Jeremiah grasped the board to keep it from swinging out and striking the kind. His heart hitched, and he knew he couldn’t blame his heart’s reaction totally on fright for the little girl.
His gaze riveted on Mercy as she walked toward them. Her cheeks were burnished by the cold to the same shade as her lips, which appeared delightfully kissable. The image of his hands framing her face while he sampled her mouth was so real he lowered his eyes and swung the hammer, barely missing the nail and his thumb in his work glove. He set down the hammer, knowing, when he was that distracted, he might not miss next time.
“What are you making?” Mercy’s tone hinted that
she hadn’t noticed how distracted he was by her.
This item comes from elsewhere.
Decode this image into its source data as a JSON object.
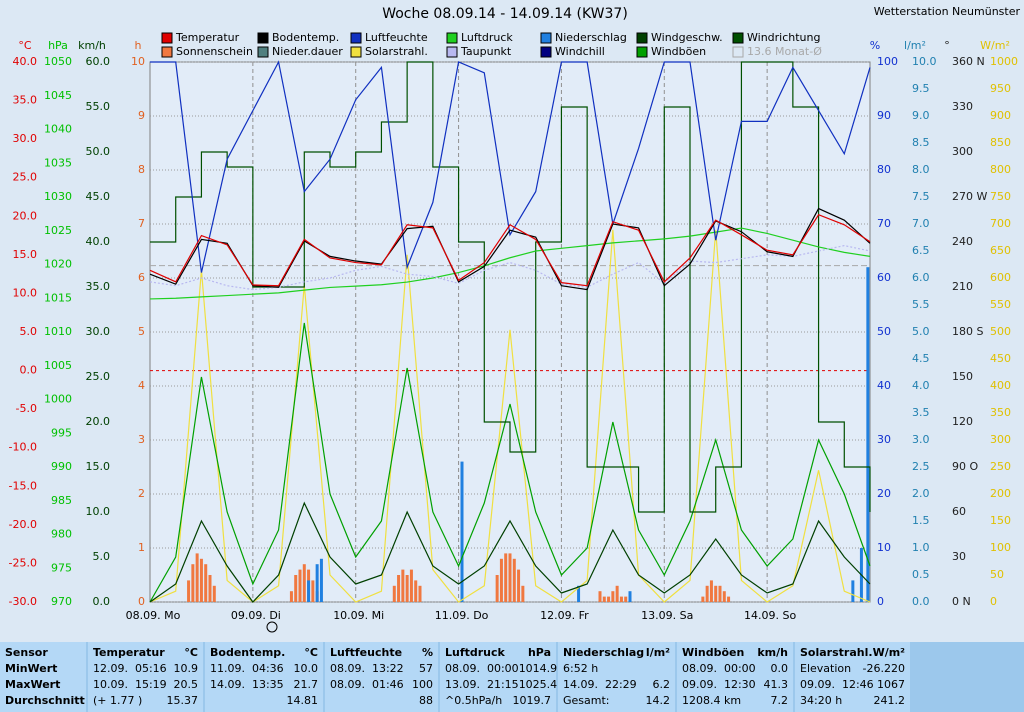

He wasn’t sure if that was gut or annoying.
“It’s a chicken choop,” Sunni answered.
“A chicken coop,” he corrected with a smile.
“But...” Mercy looked hastily away, but not fast enough because he saw her cheeks redden more.
He wasn’t going to pretend not to understand. She’d agreed on the day he taught her to drive not to look for secret intentions behind every word or deed. He wished she’d trust him.
Though he wanted to ask why she always painted him with such negative intentions, he said, “Mercy, didn’t your daed tell you it may be several weeks before he gets an answer from his siblings?”
“He did.”
“But you are working to fix up the main house. Sunni was telling me that you’re painting the living room.” He saw mamm and daughter exchange a glance, but couldn’t guess what it meant. He hoped nothing. “Like you, I don’t want to wait until everything is decided. If I do and they sell me the farm, I must not be so far behind on fixing up the place I can’t get a decent crop in the fields or have a place to put it when it’s harvested.”
“I know.” She raised her eyes to meet his, and he realized he’d misjudged her reaction. She wasn’t angry. She was frustrated her family hadn’t made their decision. “I’m sorry this is dragging on.”
Stepping around the coop so it wasn’t between them, he put his hands on Mercy’s shoulders. “It’s not your fault.”
“Thanks for saying that, but every time the phone rings, I hope it’s my father with news.” She grimaced. “I’m tempted to silence it and let the answering machine get the calls. That way, I’d only have to check once a day.”
“Why don’t you?”
Her eyes brightened. “I think I will. I’m tired of being on a ladder and having to rush down to answer it. In case it’s Dad.” A smile played at the corners of her mouth. “I almost tipped over the paint can yesterday. If I had, Sunni and I would be green now.”
“It wouldn’t be a bad color on you two,” he replied in mock seriousness. “And we could use a bit more green with this snow.”